Where's My Fox Security Review
Contents
Introduction
This is a review of the Where's my Fox server.
Resources
- Bug: https://bugzilla.mozilla.org/show_bug.cgi?id=935725
- Wiki: https://wiki.mozilla.org/Services/WheresMyFox
- Source Code: https://github.com/jrconlin/wmf/
- Development Deployment: http://ec2-54-241-87-238.us-west-1.compute.amazonaws.com/
Areas of Interest
SQL Injection
The application uses the native Go Postgres driver with prepared/bound statements (almost) everywhere.
There is one exception at https://github.com/jrconlin/wmf/blob/master/src/mozilla.org/wmf/storage/storage.go#L441 where due to limitations of the driver? an integer value has to be sprintf'd into a statement. But I think this is fine because it is done as a native integer value.
Other Injection
HIGH RISK - There is a change of JSON injection in the Register() handler at https://github.com/jrconlin/wmf/blob/master/src/mozilla.org/wmf/handlers.go#L421 .. specially since the deviceid is blindly copied from the POST data. This could be abused by injecting HTML into JSON output, which is then interpreted by some browsers as content. (I think the Register handler also forgets to set the content-type, which make this attack even more probably)
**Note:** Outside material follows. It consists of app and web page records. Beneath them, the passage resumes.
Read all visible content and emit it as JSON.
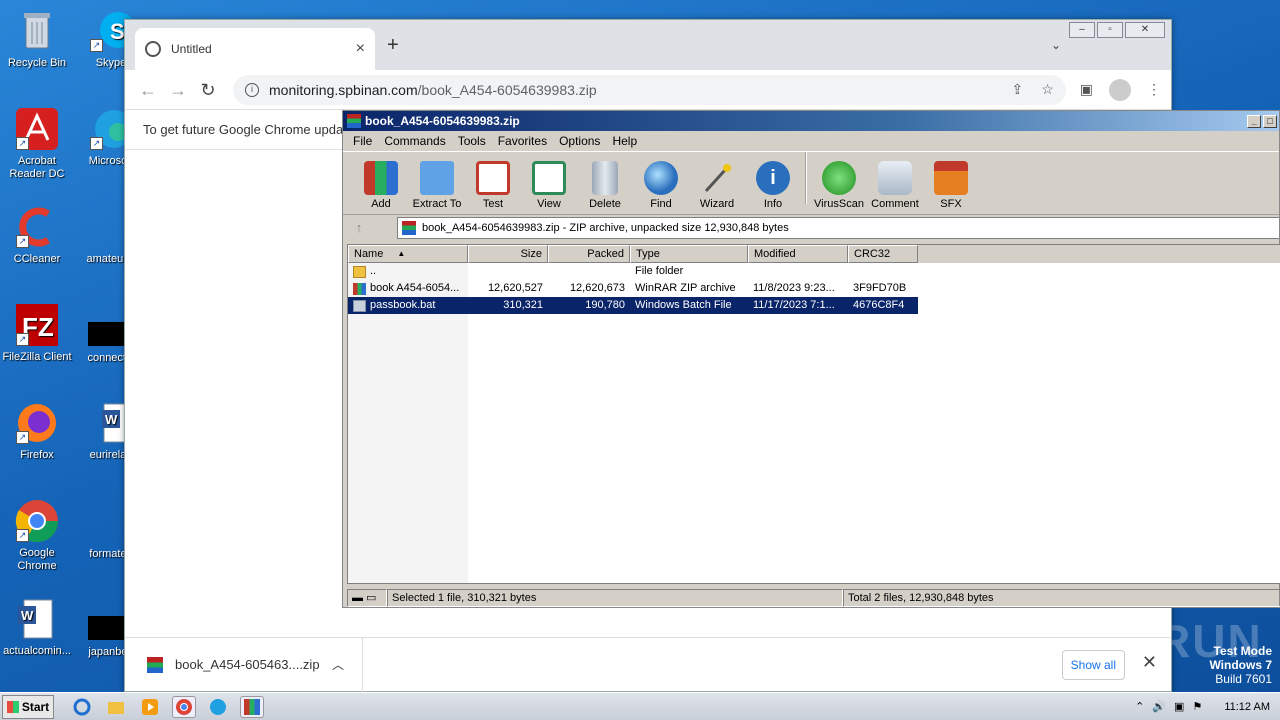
{
  "desktop": {
    "icons": [
      {
        "label": "Recycle Bin",
        "icon": "recycle-bin-icon"
      },
      {
        "label": "Skype",
        "icon": "skype-icon"
      },
      {
        "label": "Acrobat Reader DC",
        "icon": "acrobat-icon"
      },
      {
        "label": "Microsoft",
        "icon": "edge-icon"
      },
      {
        "label": "CCleaner",
        "icon": "ccleaner-icon"
      },
      {
        "label": "amateurlo",
        "icon": "file-icon"
      },
      {
        "label": "FileZilla Client",
        "icon": "filezilla-icon"
      },
      {
        "label": "connectio",
        "icon": "file-icon"
      },
      {
        "label": "Firefox",
        "icon": "firefox-icon"
      },
      {
        "label": "eurirelan",
        "icon": "word-icon"
      },
      {
        "label": "Google Chrome",
        "icon": "chrome-icon"
      },
      {
        "label": "formaten",
        "icon": "file-icon"
      },
      {
        "label": "actualcomin...",
        "icon": "word-icon"
      },
      {
        "label": "japanbett",
        "icon": "file-icon"
      }
    ],
    "watermark": {
      "line1": "Test Mode",
      "line2": "Windows 7",
      "line3": "Build 7601"
    },
    "anyrun": "ANY RUN"
  },
  "chrome": {
    "tab_title": "Untitled",
    "url_host": "monitoring.spbinan.com",
    "url_path": "/book_A454-6054639983.zip",
    "infobar_text": "To get future Google Chrome updat",
    "download_name": "book_A454-605463....zip",
    "show_all": "Show all"
  },
  "winrar": {
    "title": "book_A454-6054639983.zip",
    "menu": [
      "File",
      "Commands",
      "Tools",
      "Favorites",
      "Options",
      "Help"
    ],
    "tools": [
      {
        "label": "Add",
        "icon": "add-archive-icon",
        "color": "#c0392b"
      },
      {
        "label": "Extract To",
        "icon": "extract-folder-icon",
        "color": "#4a90d9"
      },
      {
        "label": "Test",
        "icon": "test-clipboard-icon",
        "color": "#c0392b"
      },
      {
        "label": "View",
        "icon": "view-book-icon",
        "color": "#2e8b57"
      },
      {
        "label": "Delete",
        "icon": "delete-trash-icon",
        "color": "#8a9aa8"
      },
      {
        "label": "Find",
        "icon": "find-magnifier-icon",
        "color": "#2a6fbd"
      },
      {
        "label": "Wizard",
        "icon": "wizard-wand-icon",
        "color": "#6a8f5a"
      },
      {
        "label": "Info",
        "icon": "info-icon",
        "color": "#2a6fbd"
      },
      {
        "label": "VirusScan",
        "icon": "virus-scan-icon",
        "color": "#2aa52a"
      },
      {
        "label": "Comment",
        "icon": "comment-icon",
        "color": "#7f8fa6"
      },
      {
        "label": "SFX",
        "icon": "sfx-icon",
        "color": "#d35400"
      }
    ],
    "address": "book_A454-6054639983.zip - ZIP archive, unpacked size 12,930,848 bytes",
    "columns": [
      "Name",
      "Size",
      "Packed",
      "Type",
      "Modified",
      "CRC32"
    ],
    "rows": [
      {
        "name": "..",
        "size": "",
        "packed": "",
        "type": "File folder",
        "modified": "",
        "crc": "",
        "icon": "folder-icon"
      },
      {
        "name": "book A454-6054...",
        "size": "12,620,527",
        "packed": "12,620,673",
        "type": "WinRAR ZIP archive",
        "modified": "11/8/2023 9:23...",
        "crc": "3F9FD70B",
        "icon": "zip-archive-icon"
      },
      {
        "name": "passbook.bat",
        "size": "310,321",
        "packed": "190,780",
        "type": "Windows Batch File",
        "modified": "11/17/2023 7:1...",
        "crc": "4676C8F4",
        "icon": "batch-file-icon"
      }
    ],
    "status_left": "Selected 1 file, 310,321 bytes",
    "status_right": "Total 2 files, 12,930,848 bytes"
  },
  "taskbar": {
    "start": "Start",
    "clock": "11:12 AM"
  }
}
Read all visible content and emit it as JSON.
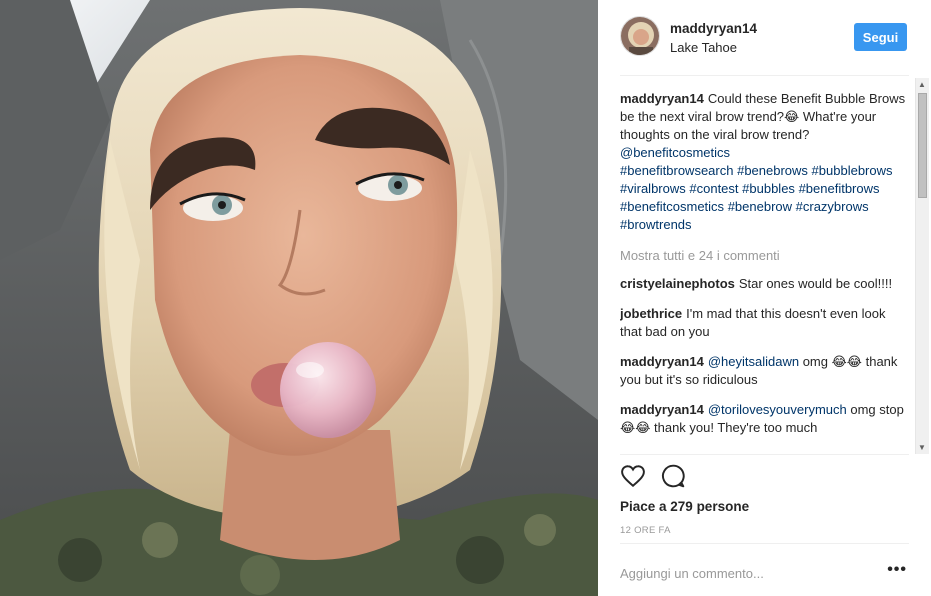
{
  "photo": {
    "alt": ""
  },
  "header": {
    "username": "maddyryan14",
    "location": "Lake Tahoe",
    "follow_label": "Segui"
  },
  "caption": {
    "username": "maddyryan14",
    "text": "Could these Benefit Bubble Brows be the next viral brow trend?😂 What're your thoughts on the viral brow trend?",
    "mention": "@benefitcosmetics",
    "tags": [
      "#benefitbrowsearch",
      "#benebrows",
      "#bubblebrows",
      "#viralbrows",
      "#contest",
      "#bubbles",
      "#benefitbrows",
      "#benefitcosmetics",
      "#benebrow",
      "#crazybrows",
      "#browtrends"
    ]
  },
  "view_all": "Mostra tutti e 24 i commenti",
  "comments": [
    {
      "username": "cristyelainephotos",
      "mention": "",
      "text": "Star ones would be cool!!!!"
    },
    {
      "username": "jobethrice",
      "mention": "",
      "text": "I'm mad that this doesn't even look that bad on you"
    },
    {
      "username": "maddyryan14",
      "mention": "@heyitsalidawn",
      "text": "omg 😂😂 thank you but it's so ridiculous"
    },
    {
      "username": "maddyryan14",
      "mention": "@torilovesyouverymuch",
      "text": "omg stop 😂😂 thank you! They're too much"
    }
  ],
  "icons": {
    "like": "heart-icon",
    "comment": "comment-bubble-icon",
    "more": "more-options-icon"
  },
  "likes": "Piace a 279 persone",
  "timestamp": "12 ORE FA",
  "add_comment_placeholder": "Aggiungi un commento...",
  "more_options": "•••",
  "colors": {
    "follow_button": "#3897f0",
    "link": "#003569",
    "muted": "#999999"
  }
}
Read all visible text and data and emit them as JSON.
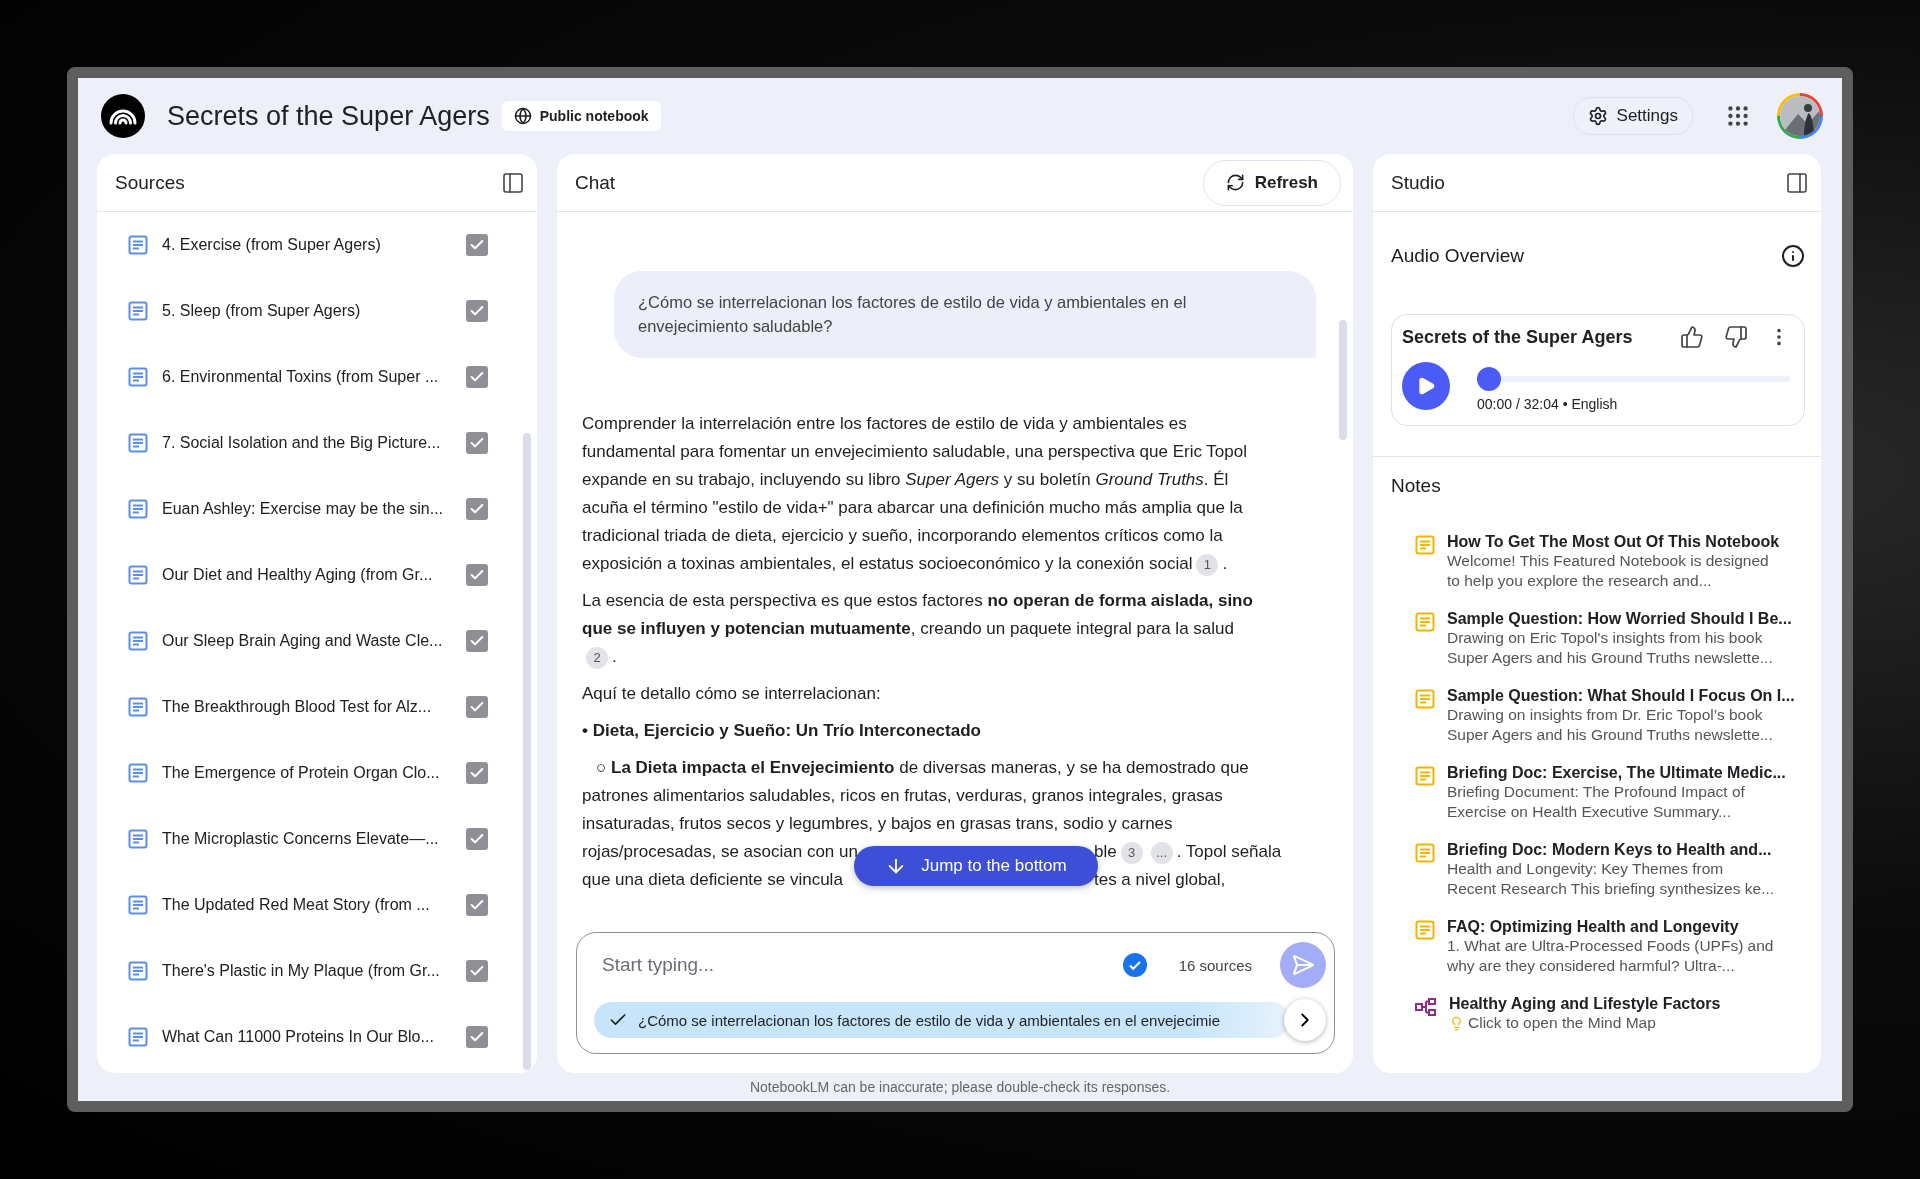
{
  "header": {
    "title": "Secrets of the Super Agers",
    "badge": "Public notebook",
    "settings": "Settings"
  },
  "sources": {
    "title": "Sources",
    "items": [
      {
        "label": "4. Exercise (from Super Agers)",
        "checked": true
      },
      {
        "label": "5. Sleep (from Super Agers)",
        "checked": true
      },
      {
        "label": "6. Environmental Toxins (from Super ...",
        "checked": true
      },
      {
        "label": "7. Social Isolation and the Big Picture...",
        "checked": true
      },
      {
        "label": "Euan Ashley: Exercise may be the sin...",
        "checked": true
      },
      {
        "label": "Our Diet and Healthy Aging (from Gr...",
        "checked": true
      },
      {
        "label": "Our Sleep Brain Aging and Waste Cle...",
        "checked": true
      },
      {
        "label": "The Breakthrough Blood Test for Alz...",
        "checked": true
      },
      {
        "label": "The Emergence of Protein Organ Clo...",
        "checked": true
      },
      {
        "label": "The Microplastic Concerns Elevate—...",
        "checked": true
      },
      {
        "label": "The Updated Red Meat Story (from ...",
        "checked": true
      },
      {
        "label": "There's Plastic in My Plaque (from Gr...",
        "checked": true
      },
      {
        "label": "What Can 11000 Proteins In Our Blo...",
        "checked": true
      }
    ]
  },
  "chat": {
    "title": "Chat",
    "refresh": "Refresh",
    "question": "¿Cómo se interrelacionan los factores de estilo de vida y ambientales en el envejecimiento saludable?",
    "answer": [
      {
        "kind": "paragraph",
        "parts": [
          {
            "kind": "text",
            "text": "Comprender la interrelación entre los factores de estilo de vida y ambientales es fundamental para fomentar un envejecimiento saludable, una perspectiva que Eric Topol expande en su trabajo, incluyendo su libro *Super Agers* y su boletín *Ground Truths*. Él acuña el término \"estilo de vida+\" para abarcar una definición mucho más amplia que la tradicional triada de dieta, ejercicio y sueño, incorporando elementos críticos como la exposición a toxinas ambientales, el estatus socioeconómico y la conexión social"
          },
          {
            "kind": "cite",
            "text": "1"
          },
          {
            "kind": "text",
            "text": "."
          }
        ]
      },
      {
        "kind": "paragraph",
        "parts": [
          {
            "kind": "text",
            "text": "La esencia de esta perspectiva es que estos factores **no operan de forma aislada, sino que se influyen y potencian mutuamente**, creando un paquete integral para la salud"
          },
          {
            "kind": "cite",
            "text": "2"
          },
          {
            "kind": "text",
            "text": "."
          }
        ]
      },
      {
        "kind": "paragraph",
        "parts": [
          {
            "kind": "text",
            "text": "Aquí te detallo cómo se interrelacionan:"
          }
        ]
      },
      {
        "kind": "heading",
        "parts": [
          {
            "kind": "text",
            "text": "• Dieta, Ejercicio y Sueño: Un Trío Interconectado"
          }
        ]
      },
      {
        "kind": "subitem",
        "parts": [
          {
            "kind": "text",
            "text": "○ **La Dieta impacta el Envejecimiento** de diversas maneras, y se ha demostrado que patrones alimentarios saludables, ricos en frutas, verduras, granos integrales, grasas insaturadas, frutos secos y legumbres, y bajos en grasas trans, sodio y carnes"
          }
        ]
      },
      {
        "kind": "covered",
        "overlay": "Jump to the bottom",
        "lines": [
          {
            "left": "rojas/procesadas, se asocian con un",
            "right": [
              {
                "kind": "text",
                "text": "ble"
              },
              {
                "kind": "cite",
                "text": "3"
              },
              {
                "kind": "cite",
                "text": "..."
              },
              {
                "kind": "text",
                "text": ". Topol señala"
              }
            ]
          },
          {
            "left": "que una dieta deficiente se vincula",
            "right": [
              {
                "kind": "text",
                "text": "tes a nivel global,"
              }
            ]
          }
        ]
      }
    ],
    "input": {
      "placeholder": "Start typing...",
      "sources": "16 sources",
      "send_disabled": true,
      "suggestion": "¿Cómo se interrelacionan los factores de estilo de vida y ambientales en el envejecimie"
    }
  },
  "studio": {
    "title": "Studio",
    "audio": {
      "heading": "Audio Overview",
      "title": "Secrets of the Super Agers",
      "level": 0,
      "time": "00:00 / 32:04 • English"
    },
    "notes_title": "Notes",
    "notes": [
      {
        "kind": "note",
        "title": "How To Get The Most Out Of This Notebook",
        "snippet": "Welcome! This Featured Notebook is designed\nto help you explore the research and..."
      },
      {
        "kind": "note",
        "title": "Sample Question: How Worried Should I Be...",
        "snippet": "Drawing on Eric Topol's insights from his book\nSuper Agers and his Ground Truths newslette..."
      },
      {
        "kind": "note",
        "title": "Sample Question: What Should I Focus On I...",
        "snippet": "Drawing on insights from Dr. Eric Topol’s book\nSuper Agers and his Ground Truths newslette..."
      },
      {
        "kind": "note",
        "title": "Briefing Doc: Exercise, The Ultimate Medic...",
        "snippet": "Briefing Document: The Profound Impact of\nExercise on Health Executive Summary..."
      },
      {
        "kind": "note",
        "title": "Briefing Doc: Modern Keys to Health and...",
        "snippet": "Health and Longevity: Key Themes from\nRecent Research This briefing synthesizes ke..."
      },
      {
        "kind": "note",
        "title": "FAQ: Optimizing Health and Longevity",
        "snippet": "1. What are Ultra-Processed Foods (UPFs) and\nwhy are they considered harmful? Ultra-..."
      },
      {
        "kind": "mindmap",
        "title": "Healthy Aging and Lifestyle Factors",
        "snippet": "Click to open the Mind Map"
      }
    ]
  },
  "footer": "NotebookLM can be inaccurate; please double-check its responses."
}
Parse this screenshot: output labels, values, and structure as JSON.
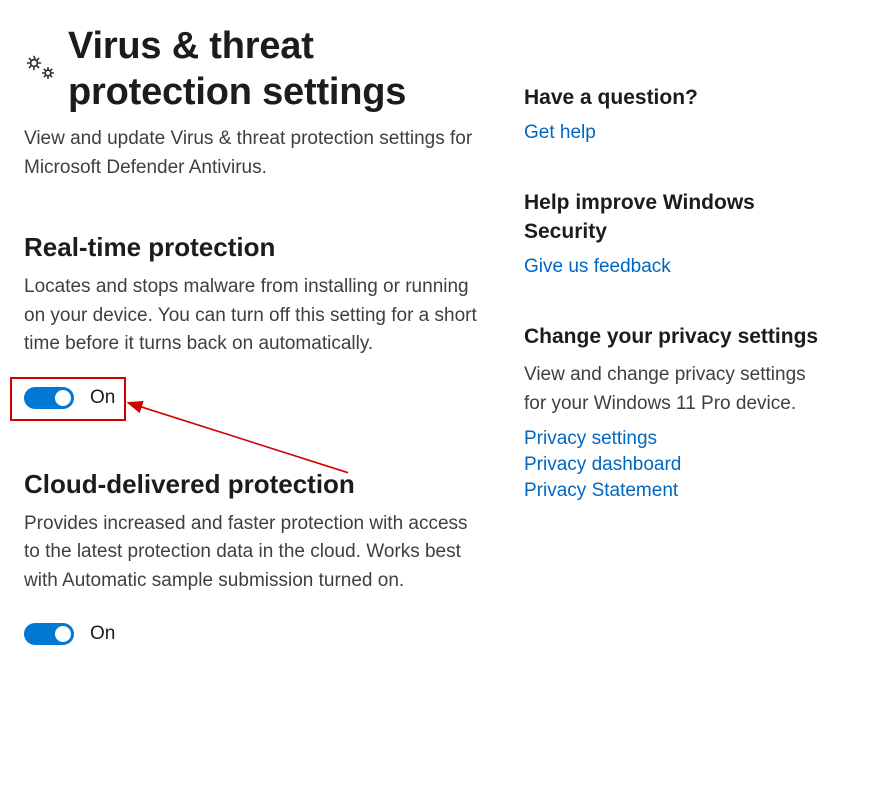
{
  "header": {
    "title": "Virus & threat protection settings",
    "subtitle": "View and update Virus & threat protection settings for Microsoft Defender Antivirus."
  },
  "sections": {
    "realtime": {
      "title": "Real-time protection",
      "description": "Locates and stops malware from installing or running on your device. You can turn off this setting for a short time before it turns back on automatically.",
      "toggle_state": "On"
    },
    "cloud": {
      "title": "Cloud-delivered protection",
      "description": "Provides increased and faster protection with access to the latest protection data in the cloud. Works best with Automatic sample submission turned on.",
      "toggle_state": "On"
    }
  },
  "sidebar": {
    "question": {
      "title": "Have a question?",
      "link": "Get help"
    },
    "improve": {
      "title": "Help improve Windows Security",
      "link": "Give us feedback"
    },
    "privacy": {
      "title": "Change your privacy settings",
      "text": "View and change privacy settings for your Windows 11 Pro device.",
      "links": [
        "Privacy settings",
        "Privacy dashboard",
        "Privacy Statement"
      ]
    }
  },
  "annotation": {
    "highlight_target": "realtime-toggle",
    "color": "#d20000"
  }
}
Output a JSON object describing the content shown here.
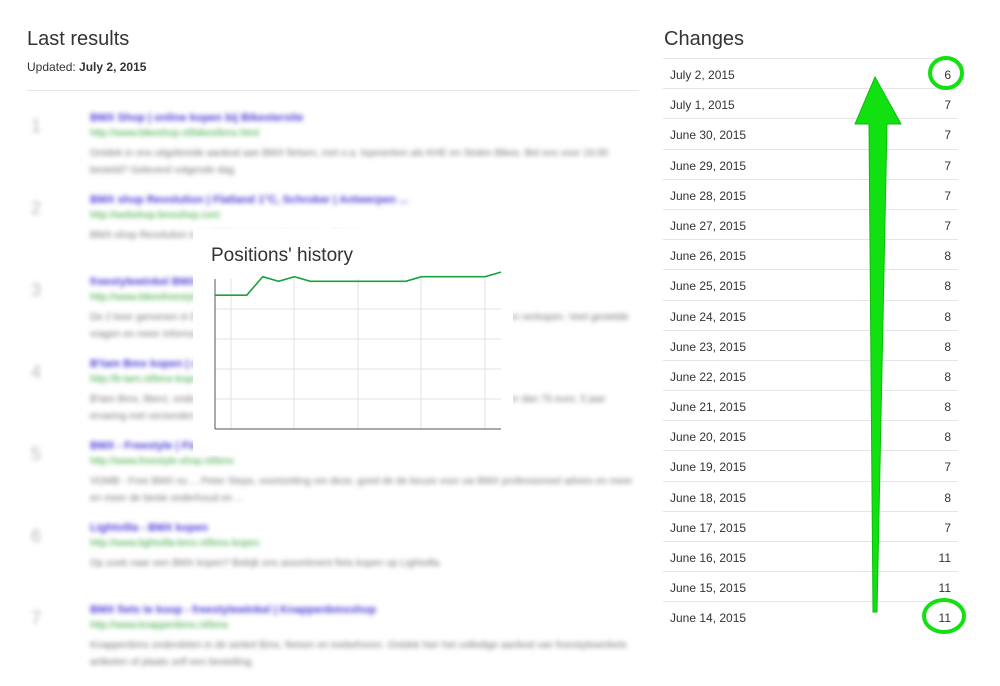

It is generally better to generate JSON using json.Marshal()
Direct File Access
To serve its static content, the app does a ioutil.ReadFile("." + req.URL.Path) ... I see there is a check for ".." above that but it still gives me the creeps. Is there no better way to do this? Also are we totally sure that filtering on ".." is enough? Maybe that code should only work in development mode while production mode uses a front-end proxy to service /static ?
Process Execution
Nope.
Templates
HIGH RISK - The application uses the wrong template engine. GO provides two: text/template and html/template. The latter makes sure that template variables are properly escaped in a HTML context. But the app uses the former: text/template.
To resolve, the app needs to switch to html/template.
Authorization
HIGH RISK - The application uses a SHA256 encoded email address in a cookie to authenticate the user. This can easily be spoofed by the user, which will lead to access to a users devices.
To resolve, it is suggested to use a real session store and set the cookie to a completely random session identifier that can then be looked up in server-side session database. This indirection prevents people from constructing cookies.
Headers
I don't think all Handlers correctly set their content-type. There seem to be a bunch of API endpoints that do not do it and I wonder if that means they default to text/plain or text/html.
Cookies
In https://github.com/jrconlin/wmf/blob/master/src/mozilla.org/wmf/utils.go#L85 the generated Cookie will need to also have the Secure and HTTP flags set to true.
Persona Integration
There is a comment in the Persona code ("Time to UberFake! THIS IS VERY DANGEROUS!") that I do not understand.
https://github.com/jrconlin/wmf/blob/master/src/mozilla.org/wmf/handlers.go#L73
This might be just code for testing. If so then it should probably be removed?
API Input Validation
HIGH RISK - Input validation should be more structural and part of every handler
Functions like getDevFromUrl() to extract a device identifier from the url do not make an effort to validate the identifier. If we know these identifiers are hex hashes or uuids then I think that code can be stricter by matching them against a regular expression.
I think ideally every handler spends a little time right at the beginning, before it even opens a connection to the database, to make sure that what it receives in query parameters or post body is valid.
Another example, in the Register() handler it is possible provide a device id in the POSTed JSON that has any form. Similarly the accepts array could be validated to make sure it only contains valid options, no duplicates and a reasonable length.
https://github.com/jrconlin/wmf/blob/master/src/mozilla.org/wmf/handlers.go#L319
API Keys
Just a MapBox key.
API Abuse
Resource exhaustion, the usual. Not sure if we should be worried about it in the app itself. May be better for a front-end proxy?
Internals Exposure
Are /metrics and /status supposed to be public? I don't think they expose anything critical but still .. is this info we want others to capture?
Frontend
I see some inline javascript in the frontend. I understand this is not the final frontend, but I still want to raise this because it would be in the way of applying a proper CSP policy to this application. (Which means no inline script of style)
Deployment
This app is supposed to deal with a potentially large number of websocket connections. AFAIK we do not have a front-end proxy that can properly deal with this. Does that mean this app will be exposed directly to the public internet? If so, will the app have to implement specific things that we normally do in Zeus or HAProxy? (Maybe i am wrong about this)
The development deployment does not send out basic security headers. We would like the app to send out XFO, HSTS and CSP.
Ideally we do a Staging Deployment under HTTPS with all required security parameters enabled. Then we can a final assessment of things like HSTS, cookies, redirect to SSL.